Pour
Mil et Une :
Il était une fois un gentil taille-crayon
travailleur. Toute la journée, il taillait les crayons, les rendant pointus et
superbes. Il taillait tous les crayons, les bleus, les verts, les rouges, les
noirs, tous les crayons sans exception, même s’il pensait que les crayons
rouges faisaient trop pleurer les élèves et les écrivains. Quand ils passaient,
c’était comme si toutes les compositions saignaient du nez.
Mais le taille-crayon, égalitaire, voulait bien
aider tous les crayons à faire bonne mine, et c’est ce qu’il faisait toute la
journée.
Malheureusement, les crayons ne pensaient pas aux
efforts du pauvre taille-crayon. Ils laissaient leur copeaux partout. C’était toujours lui qu’on blâmait pour les
petits morceaux qui trainaient, comme s’il pouvait faire quoi que ce soit, n’ayant
pas de mains et juste des lames pour tailler, tailler, tailler.
Les crayons coloriés, très flirts, laissaient aussi
des couleurs sur ses lames, et puis, en rentrant le soir, le pauvre
taille-crayon avait du mal à expliquer à sa femme ce qui s’était passé au
bureau ! Ah, la belle affaire !
Mais le taille-crayon faisait son devoir, il
taillait sans plainte, jour après jour.
Et puis, un jour, une grosse machine a pris sa place
au bureau. La machine allait vite, on faisait entrer les crayons et puis zing !
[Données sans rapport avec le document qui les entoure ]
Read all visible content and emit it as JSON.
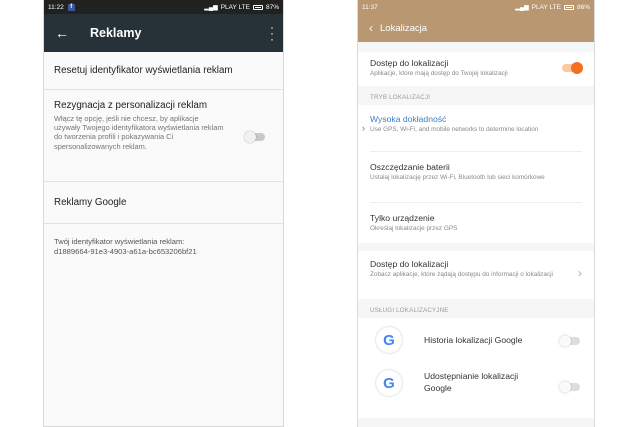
{
  "left": {
    "status": {
      "time": "11:22",
      "fb": "f",
      "network": "PLAY LTE",
      "battery": "87%"
    },
    "title": "Reklamy",
    "reset_label": "Resetuj identyfikator wyświetlania reklam",
    "optout": {
      "title": "Rezygnacja z personalizacji reklam",
      "description": "Włącz tę opcję, jeśli nie chcesz, by aplikacje używały Twojego identyfikatora wyświetlania reklam do tworzenia profili i pokazywania Ci spersonalizowanych reklam.",
      "enabled": false
    },
    "google_ads_label": "Reklamy Google",
    "ad_id": {
      "label": "Twój identyfikator wyświetlania reklam:",
      "value": "d1889664-91e3-4903-a61a-bc653206bf21"
    }
  },
  "right": {
    "status": {
      "time": "11:37",
      "network": "PLAY LTE",
      "battery": "86%"
    },
    "title": "Lokalizacja",
    "access": {
      "title": "Dostęp do lokalizacji",
      "subtitle": "Aplikacje, które mają dostęp do Twojej lokalizacji",
      "enabled": true
    },
    "mode_header": "TRYB LOKALIZACJI",
    "modes": [
      {
        "title": "Wysoka dokładność",
        "subtitle": "Use GPS, Wi-Fi, and mobile networks to determine location",
        "selected": true
      },
      {
        "title": "Oszczędzanie baterii",
        "subtitle": "Ustalaj lokalizację przez Wi-Fi, Bluetooth lub sieci komórkowe",
        "selected": false
      },
      {
        "title": "Tylko urządzenie",
        "subtitle": "Określaj lokalizacje przez GPS",
        "selected": false
      }
    ],
    "app_access": {
      "title": "Dostęp do lokalizacji",
      "subtitle": "Zobacz aplikacje, które żądają dostępu do informacji o lokalizacji"
    },
    "services_header": "USŁUGI LOKALIZACYJNE",
    "services": [
      {
        "label": "Historia lokalizacji Google",
        "enabled": false
      },
      {
        "label": "Udostępnianie lokalizacji Google",
        "enabled": false
      }
    ],
    "accent_color": "#3d7fc9",
    "toggle_on_color": "#f37021",
    "header_color": "#b89771"
  },
  "icons": {
    "google_logo": "G",
    "back": "←",
    "menu": "⋮",
    "chevron": "›"
  }
}
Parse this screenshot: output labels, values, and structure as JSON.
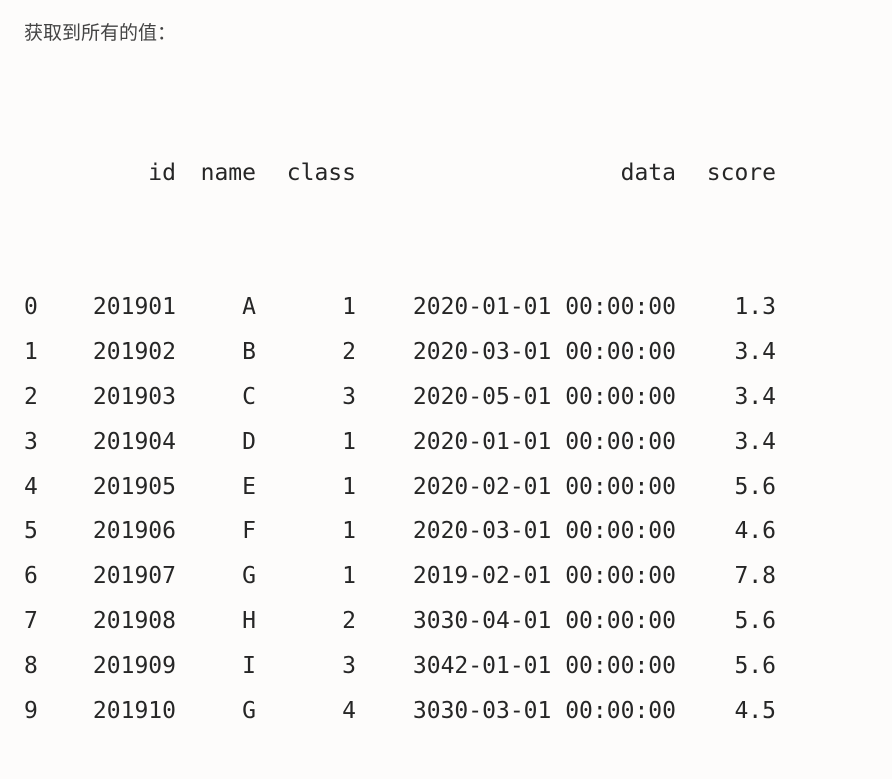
{
  "title": "获取到所有的值：",
  "headers": {
    "idx": "",
    "id": "id",
    "name": "name",
    "class": "class",
    "data": "data",
    "score": "score"
  },
  "rows": [
    {
      "idx": "0",
      "id": "201901",
      "name": "A",
      "class": "1",
      "data": "2020-01-01 00:00:00",
      "score": "1.3"
    },
    {
      "idx": "1",
      "id": "201902",
      "name": "B",
      "class": "2",
      "data": "2020-03-01 00:00:00",
      "score": "3.4"
    },
    {
      "idx": "2",
      "id": "201903",
      "name": "C",
      "class": "3",
      "data": "2020-05-01 00:00:00",
      "score": "3.4"
    },
    {
      "idx": "3",
      "id": "201904",
      "name": "D",
      "class": "1",
      "data": "2020-01-01 00:00:00",
      "score": "3.4"
    },
    {
      "idx": "4",
      "id": "201905",
      "name": "E",
      "class": "1",
      "data": "2020-02-01 00:00:00",
      "score": "5.6"
    },
    {
      "idx": "5",
      "id": "201906",
      "name": "F",
      "class": "1",
      "data": "2020-03-01 00:00:00",
      "score": "4.6"
    },
    {
      "idx": "6",
      "id": "201907",
      "name": "G",
      "class": "1",
      "data": "2019-02-01 00:00:00",
      "score": "7.8"
    },
    {
      "idx": "7",
      "id": "201908",
      "name": "H",
      "class": "2",
      "data": "3030-04-01 00:00:00",
      "score": "5.6"
    },
    {
      "idx": "8",
      "id": "201909",
      "name": "I",
      "class": "3",
      "data": "3042-01-01 00:00:00",
      "score": "5.6"
    },
    {
      "idx": "9",
      "id": "201910",
      "name": "G",
      "class": "4",
      "data": "3030-03-01 00:00:00",
      "score": "4.5"
    }
  ],
  "chart_data": {
    "type": "table",
    "title": "获取到所有的值：",
    "columns": [
      "",
      "id",
      "name",
      "class",
      "data",
      "score"
    ],
    "data": [
      [
        0,
        201901,
        "A",
        1,
        "2020-01-01 00:00:00",
        1.3
      ],
      [
        1,
        201902,
        "B",
        2,
        "2020-03-01 00:00:00",
        3.4
      ],
      [
        2,
        201903,
        "C",
        3,
        "2020-05-01 00:00:00",
        3.4
      ],
      [
        3,
        201904,
        "D",
        1,
        "2020-01-01 00:00:00",
        3.4
      ],
      [
        4,
        201905,
        "E",
        1,
        "2020-02-01 00:00:00",
        5.6
      ],
      [
        5,
        201906,
        "F",
        1,
        "2020-03-01 00:00:00",
        4.6
      ],
      [
        6,
        201907,
        "G",
        1,
        "2019-02-01 00:00:00",
        7.8
      ],
      [
        7,
        201908,
        "H",
        2,
        "3030-04-01 00:00:00",
        5.6
      ],
      [
        8,
        201909,
        "I",
        3,
        "3042-01-01 00:00:00",
        5.6
      ],
      [
        9,
        201910,
        "G",
        4,
        "3030-03-01 00:00:00",
        4.5
      ]
    ]
  }
}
en deux secondes, des points impeccables ! Et sans copeaux qui trainaient
partout.
Le pauvre taille-crayon ne se sentait plus du tout
utile. Il a fait une grosse dépression, et même sa femme n’osait plus l’importuner
pour l’emmener au ciné ou chez la papeterie.
Le pauvre taille-crayon ! Plusieurs de ses
copains avaient trouvé du boulot dans des trousses à maquillage et taillait des
bâtons de rimmel pour des show-girls.
Mais il ne voulait pas, il ne pouvait pas faire ça ! Son métier
était de tailler des crayons, des vrais, mais personne ne voulait plus de lui.